Document Type : Research Paper
Centre for Chemical Engineering Studies, Universiti Teknologi MARA, Cawangan Pulau Pinang, 13500 Permatang Pauh, Pulau Pinang, Malaysia
Waste Management and Resource Recovery (WeResCue) Group, Centre for Chemical Engineering Studies, Universiti Teknologi MARA, Cawangan Pulau Pinang, 13500 Permatang Pauh, Pulau Pinang, Malaysia
EMZI-UiTM Nanoparticles Colloids & Interface Industrial Research Laboratory (NANO-CORE), Centre for Chemical Engineering Studies, Universiti Teknologi MARA, Cawangan Pulau Pinang, 13500 Permatang Pauh, Pulau Pinang, Malaysia
In recent decades, nanotechnology-based treatments have made significant strides. Compared to monometallic nanoparticles, bimetallic nanoparticles have gained a great deal of technological and scientific interest due to their superior properties in various applications, which include the treatment of infectious disorders. Bimetallic nanoparticles are created by combining two distinct metals. Among the several bimetallic nanoparticles, silver-silica (Ag/Si) composites hold the most promise for fixing this problem. Ag/Si composites can be manufactured in many shapes, sizes, and structures by supporting them on their organic or inorganic counterparts. The characteristics of Ag/Si composites are superior to those of bimetallic nanoparticles. There are numerous obstacles involved with the characterization of composite materials.
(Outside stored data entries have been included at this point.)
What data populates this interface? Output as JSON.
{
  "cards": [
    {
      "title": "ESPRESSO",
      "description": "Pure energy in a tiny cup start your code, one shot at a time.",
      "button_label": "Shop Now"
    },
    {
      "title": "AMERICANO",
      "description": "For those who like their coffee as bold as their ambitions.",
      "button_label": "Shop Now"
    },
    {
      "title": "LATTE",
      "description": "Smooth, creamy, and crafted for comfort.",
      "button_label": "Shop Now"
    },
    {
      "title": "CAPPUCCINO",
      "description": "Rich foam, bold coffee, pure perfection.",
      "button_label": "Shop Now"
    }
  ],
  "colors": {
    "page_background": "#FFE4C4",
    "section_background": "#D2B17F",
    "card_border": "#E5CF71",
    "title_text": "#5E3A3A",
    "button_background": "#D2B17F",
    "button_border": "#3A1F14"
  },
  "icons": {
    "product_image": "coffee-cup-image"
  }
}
Due to the nanomaterials' strong reactivity and high accessible surface area, they are typically unstable and susceptible to coarse agglomeration. It is advised that the surface of nanoparticles be modified to prevent aggregation and agglomeration. Nanomaterials' behavior may impact the physicochemical properties of aggregates. This study examines the parameters that influence the synthesis of Ag/Si under varying conditions, including the effect of initial concentration of metal precursor, reaction time, reaction temperature, and calcination temperature. Based on several prior studies, the properties of the produced Ag/Si composites were subsequently reviewed via transmission electron microscopy (TEM), X-ray diffraction (XRD), X-ray photoelectron microscopy (XPS), energy dispersive X-ray (EDX), and Fourier transform infra-red (FTIR). The highlighted physicochemical properties are shape, crystallinity, and compositions. As a result of their decreased size and increased surface area, Ag/Si composites are widely utilized as catalysts. Drug delivery, water filtration, and catalysis are some of the applications of silver-silica nanocomposites.